In the same report, another church leader – Archbishop Ignace Mobarat, Maronite archbishop of Beirut – is also quoted. He first spoke of the horrors imposed on the Jews by Adolph Hitler, who was also said to be persecuting the Catholic Church. He then – on behalf of Patriarch Arida – expressed hope that the expelled, fleeing and often rejected Jewish émigrés could settle in Lebanon:
We have tried to influence the authorities to permit the Jews to enter the Lebanon. The presence of the Jews in Palestine has made the Holy Land an object of envy in the whole world. Whereas the whole world moans in an economic crisis, there is no crisis in Palestine. People with petty minds feel jealous about that and respond with ingratitude, atrocities, expulsion. Therefore we, His Beatitude and myself, want to say to you: Be welcome, Jews. If I have said once that His Beatitude is the patriarch of the Jews, I now declare myself as the archbishop of the Jews.
Those stunning statement were made in 1937. Five years later – after the Third Reich’s full-blown assault on Jews was becoming evident to the world – Meir’s report for the Jewish Agency continued with his comments on the previous statements by the Lebanese Patriarch and Archbishop:
The Muslims of Syria and the Lebanon were not satisfied with these utterances. There are reports about an incident between the Patriarch and the Mufti of Beirut.
Since then, nothing seems to have transpired about relations between Jews and Maronites. There are some analogies in the national life of the two peoples which perhaps have attracted the attention of Maronite leaders. In this case, it may be possible that there is something more at the bottom of the friendly words which we have heard, and that in the future these two minorities will still have to say and to give something one to the other.
Standing on a windblown hillside near Shadi Halul’s home, looking across orchards and fields along the Lebanon border, I reflected on how true those words remain today – more than half a century later.
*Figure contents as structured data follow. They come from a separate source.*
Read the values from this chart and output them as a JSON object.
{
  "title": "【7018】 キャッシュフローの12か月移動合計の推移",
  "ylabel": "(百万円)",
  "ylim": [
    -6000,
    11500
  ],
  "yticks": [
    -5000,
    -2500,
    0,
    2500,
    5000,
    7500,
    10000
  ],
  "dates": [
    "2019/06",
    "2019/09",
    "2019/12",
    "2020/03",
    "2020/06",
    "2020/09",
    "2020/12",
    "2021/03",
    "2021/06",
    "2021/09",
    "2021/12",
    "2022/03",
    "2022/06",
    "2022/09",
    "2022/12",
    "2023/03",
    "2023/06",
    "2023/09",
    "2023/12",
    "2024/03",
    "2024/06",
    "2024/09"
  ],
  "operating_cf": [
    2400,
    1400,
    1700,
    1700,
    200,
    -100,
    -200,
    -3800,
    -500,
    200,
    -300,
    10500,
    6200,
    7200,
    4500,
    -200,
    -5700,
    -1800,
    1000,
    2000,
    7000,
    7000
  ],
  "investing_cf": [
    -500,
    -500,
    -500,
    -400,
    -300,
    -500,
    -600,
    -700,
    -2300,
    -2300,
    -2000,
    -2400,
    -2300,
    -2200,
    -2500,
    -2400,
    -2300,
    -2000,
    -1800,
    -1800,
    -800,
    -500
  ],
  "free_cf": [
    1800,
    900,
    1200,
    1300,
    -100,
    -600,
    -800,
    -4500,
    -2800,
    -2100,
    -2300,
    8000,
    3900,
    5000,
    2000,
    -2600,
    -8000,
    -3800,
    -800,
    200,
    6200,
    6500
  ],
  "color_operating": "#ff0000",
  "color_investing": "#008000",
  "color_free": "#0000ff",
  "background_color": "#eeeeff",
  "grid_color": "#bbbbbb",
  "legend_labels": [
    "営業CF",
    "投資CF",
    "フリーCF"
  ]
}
Jews and Christian do, indeed “still have to say and to give something one to the other.”
As the radical Islamist saying goes, “First the Saturday people, then the Sunday people.” In the Muslim lands that cruelly expelled the Jews in the 20th century – often violently – today’s Christians are now suffering similar abuses. Together, as people devoted to the Word of God, Jews and Christians may not agree on all things, but surely we can stand together on our bloodstained common ground.
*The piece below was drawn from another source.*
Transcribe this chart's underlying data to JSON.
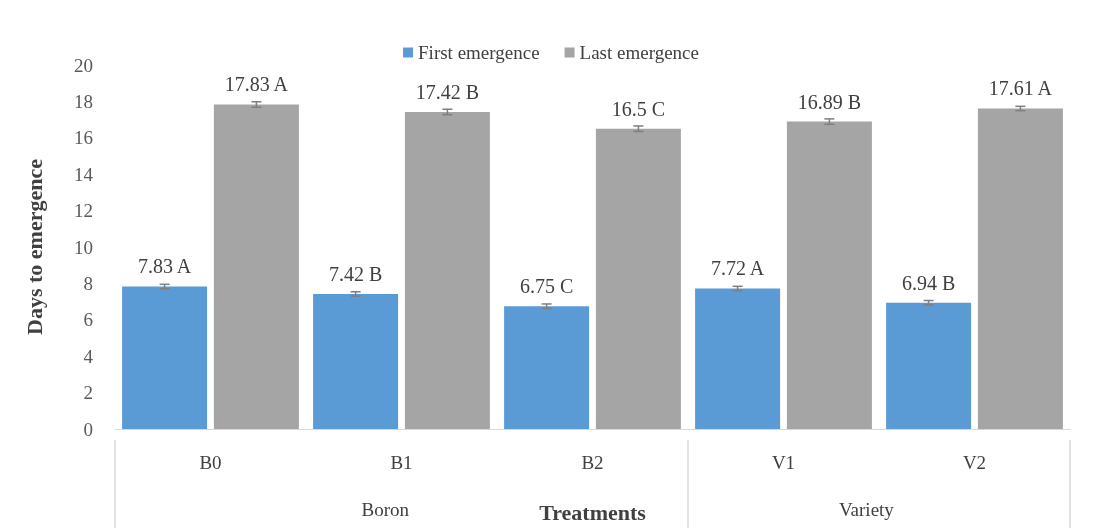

Like the loaves and fishes at the Galilee shore, perhaps small endeavors focused on strengthening understanding, trust and cooperation between Jews and Christians – heartfelt labors carried out by Capt. Halul and many others – will be divinely blessed, generously enlarged and miraculously multiplied.
Meanwhile, in our efforts, we can find inspiration in the memory of St. Maron. Maronite Christians eulogize him gratefully: “As you stood firm as a cedar, my shakiness is settled; as you outstretched your arms like great branches, I unwind my tension; as you felt the fresh breeze against you, I open my heart to the winds of God’s love.”